A first step in this direction could be to divide the satellite orbit into subsections and only download the data within the corresponding bounding boxes for the corresponding time frame.
Ideally, the API would accept a list of [lon, lat, time] tupels and return the requested parameters only for those.
I couldn’t find any information about such an approach in the knowledgebase. Is there a way to do this or are there any plans to extend the API to do this?
Would be curious about a good solution for this too.
In my current use case, I make single requests for each point location (often further split into many requests of 1 or few months due to the limit of items per request). This generally works, but it takes very long queuing times for many point locations, for which I need hourly variables over many years.
In my R implementation of API I have a batch mode to address this issue (and my need to query many locations for mostly ornithology related work). But I assume you are working in python.
Anyway, the python fix isn’t difficult, as the requests are JSON lists which can be easily wrapped. A scheduler might be needed not to blow past the rate limitations. Have a look at the R code, it should translate rather well. If you implement something in python consider doing it for the long haul and pushing it back (as a pull request).
Thank you for your hints! May I ask, whether you somehow circumvent the bottleneck of items per request, and if so how?
I have (Python) code for putting all the needed requests to the API. It iterates through the locations and requests chunks of one or few months one after the other - which is needed because otherwise the maximum number of items per request gets violated. (And then more code for further processing the hourly data…)
However, the long queuing times make the whole procedure very slow for a couple of locations and a couple of years needed.
Is your “batch mode” similar or does it work in a different way?
In the past I noticed a rate limited queue of ~10 - 20 downloads at a time.
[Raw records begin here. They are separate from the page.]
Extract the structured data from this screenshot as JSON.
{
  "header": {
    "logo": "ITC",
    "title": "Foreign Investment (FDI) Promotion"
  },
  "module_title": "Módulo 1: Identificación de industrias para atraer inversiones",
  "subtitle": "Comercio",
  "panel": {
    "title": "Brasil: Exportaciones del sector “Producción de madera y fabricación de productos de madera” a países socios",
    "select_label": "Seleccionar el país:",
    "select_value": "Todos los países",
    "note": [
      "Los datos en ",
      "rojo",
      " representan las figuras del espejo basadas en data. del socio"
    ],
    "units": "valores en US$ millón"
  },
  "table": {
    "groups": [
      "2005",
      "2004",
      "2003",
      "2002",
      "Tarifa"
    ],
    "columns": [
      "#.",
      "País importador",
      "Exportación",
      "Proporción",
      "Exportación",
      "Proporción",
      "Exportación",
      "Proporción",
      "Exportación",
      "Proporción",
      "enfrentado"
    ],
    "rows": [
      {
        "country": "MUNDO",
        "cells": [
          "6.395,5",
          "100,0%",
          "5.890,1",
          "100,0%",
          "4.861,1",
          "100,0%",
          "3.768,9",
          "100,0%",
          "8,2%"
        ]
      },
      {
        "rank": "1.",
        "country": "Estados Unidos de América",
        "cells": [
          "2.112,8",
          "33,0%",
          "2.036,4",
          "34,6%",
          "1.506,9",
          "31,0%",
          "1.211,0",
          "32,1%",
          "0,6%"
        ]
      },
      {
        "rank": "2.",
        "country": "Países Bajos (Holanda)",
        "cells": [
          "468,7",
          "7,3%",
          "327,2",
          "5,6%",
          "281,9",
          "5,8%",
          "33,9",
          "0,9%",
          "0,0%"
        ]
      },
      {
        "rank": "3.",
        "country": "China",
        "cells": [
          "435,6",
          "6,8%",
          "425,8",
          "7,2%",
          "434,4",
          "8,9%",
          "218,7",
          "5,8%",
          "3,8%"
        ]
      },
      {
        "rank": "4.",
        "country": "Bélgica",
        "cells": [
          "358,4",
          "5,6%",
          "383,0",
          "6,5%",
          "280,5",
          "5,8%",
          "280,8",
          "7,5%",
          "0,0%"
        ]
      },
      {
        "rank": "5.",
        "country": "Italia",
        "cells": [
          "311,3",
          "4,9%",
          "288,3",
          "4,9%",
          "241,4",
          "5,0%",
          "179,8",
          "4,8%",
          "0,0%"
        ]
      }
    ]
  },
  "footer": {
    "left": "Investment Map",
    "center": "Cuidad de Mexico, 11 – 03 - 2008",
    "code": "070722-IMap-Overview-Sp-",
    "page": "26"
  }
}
To the lower end now I think. In batch mode in R I would queue up 10 items at a time max not to bog down the system for other users and not run afoul of user based limits (don’t think you get black listed but downloads will just be slow). I think this was mentioned somewhere in the docs at some point - don’t ask me where and I’ll defer to those administering the API for this.
Thank you for this swift response! I always had the feeling that parallel requests (with the same user account) will be queued one after the other anyways, but will explore this again. Cheers.